Ce texte est un pastiche du Malade imaginaire de Molière. Il met en présence Diafoirus, médecin de l"époque, Purgon, charlatan parmi les charlatans, et Marianne (née quelques années après Molière…). Les médecins et les charlatans de Molière et les politiciens ou journalistes de notre temps, partagent un culot commun et un talent à débiter les contre-vérités, comme le montre Gilles Martin-Chauffier avec talent (Paris Match du 30 avril 2020).
Marianne.
Mes amis, quel malheur que cette épidémie,
Soyez les hommes qui me donnent un avis.
En ces matières, rien ne vaut un bon médecin.
On respecte leurs paroles comme celles des saints.
Diafoirus.
C'est pourquoi, près de vous, nous sommes toujours prêts,
Trop heureux que vous songiez à nous consulter.
Marianne.
Hier ne jugiez-vous point les masques importuns,
Voire inutiles, à ne pas mettre entre toutes les mains.

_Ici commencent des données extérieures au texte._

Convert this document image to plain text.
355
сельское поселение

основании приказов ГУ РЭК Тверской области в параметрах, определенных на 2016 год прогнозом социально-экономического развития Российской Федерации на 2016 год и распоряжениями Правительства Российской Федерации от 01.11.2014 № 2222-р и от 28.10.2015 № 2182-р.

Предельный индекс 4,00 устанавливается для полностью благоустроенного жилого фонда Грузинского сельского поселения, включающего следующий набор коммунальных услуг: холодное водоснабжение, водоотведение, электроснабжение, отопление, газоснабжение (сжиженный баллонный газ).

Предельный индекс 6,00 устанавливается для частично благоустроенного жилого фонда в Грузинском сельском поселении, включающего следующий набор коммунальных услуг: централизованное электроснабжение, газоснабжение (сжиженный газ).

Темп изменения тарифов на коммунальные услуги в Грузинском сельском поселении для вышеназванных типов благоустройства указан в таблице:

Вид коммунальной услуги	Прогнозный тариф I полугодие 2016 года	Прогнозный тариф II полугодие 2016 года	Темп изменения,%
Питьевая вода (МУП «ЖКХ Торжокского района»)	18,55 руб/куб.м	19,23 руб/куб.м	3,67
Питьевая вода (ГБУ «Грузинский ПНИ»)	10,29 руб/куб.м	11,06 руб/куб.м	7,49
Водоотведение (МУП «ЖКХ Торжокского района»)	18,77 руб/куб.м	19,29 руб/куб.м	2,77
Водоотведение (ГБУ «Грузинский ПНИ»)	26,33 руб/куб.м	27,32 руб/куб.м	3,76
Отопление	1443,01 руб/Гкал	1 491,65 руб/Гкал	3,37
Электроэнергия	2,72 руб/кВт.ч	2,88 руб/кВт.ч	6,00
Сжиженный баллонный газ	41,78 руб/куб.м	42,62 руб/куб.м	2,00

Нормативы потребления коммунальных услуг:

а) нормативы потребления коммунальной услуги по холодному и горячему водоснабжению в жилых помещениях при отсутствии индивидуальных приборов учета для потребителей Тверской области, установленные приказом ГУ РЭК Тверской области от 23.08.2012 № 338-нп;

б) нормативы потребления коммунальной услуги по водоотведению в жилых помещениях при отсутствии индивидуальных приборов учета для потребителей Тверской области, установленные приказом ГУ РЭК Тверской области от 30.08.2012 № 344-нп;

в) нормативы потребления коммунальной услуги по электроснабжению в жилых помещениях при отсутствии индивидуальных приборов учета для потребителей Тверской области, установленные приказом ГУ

Vos allers et retours donnent à tous le tournis.
Purgon.
Madame, cet avis était un conseil d'ami.
Nous n'allions proposer un remède introuvable
Même si nous le savions vraiment indispensable.
On ne suggère que les solutions disponibles.
Marianne.
Jaugée par vous, toute ordonnance semble impossible.
N'avez-vous pas découragé les vétérinaires
Qui proposaient de faire des tests leur ordinaire?
Diafoirus.
C'est qu'ils piétinaient notre domaine réservé.
Sans diplômes requis, on ne touche à la santé.
Ce fléau frappe les hommes, pas les chiens ou les chats.
Marianne.
Mais vous les enfermez, vous ne les soignez pas.
Hier vous jugiez les frontières superflues.
A présent, il faut un passeport pour traverser la rue.
Quant aux tests, nul ne sait plus où vous en êtes.
Purgon.
Nous en sommes là où vos ministres nous le permettent.
Soyez certaine que, dès que nous pourrons le faire,
Un avis scientifique donnera son feu vert.
Marianne.
Si, au moins, vous vantiez l'hydroxychloroquine !
On affirme que c'est là fort bonne médecine.
Sur les malades, ses effets feraient merveille.
Purgon.
Voilà encore une galéjade née à Marseille.
Les miracles que ce cabotin tire de sa manche
Éblouissent le mardi mais déçoivent le dimanche.
Il ne manquerait plus qu'une simple molécule
L'emportât sur nos titres et tous nos calculs.
Diafoirus.
Un bon remède ne sort pas d'une trousse médicale.
Il doit tout d'abord suivre le parcours légal.
Voilà qu'on soignerait sans attendre les décrets,
Qu'on guérirait sans passer par des arrêtés.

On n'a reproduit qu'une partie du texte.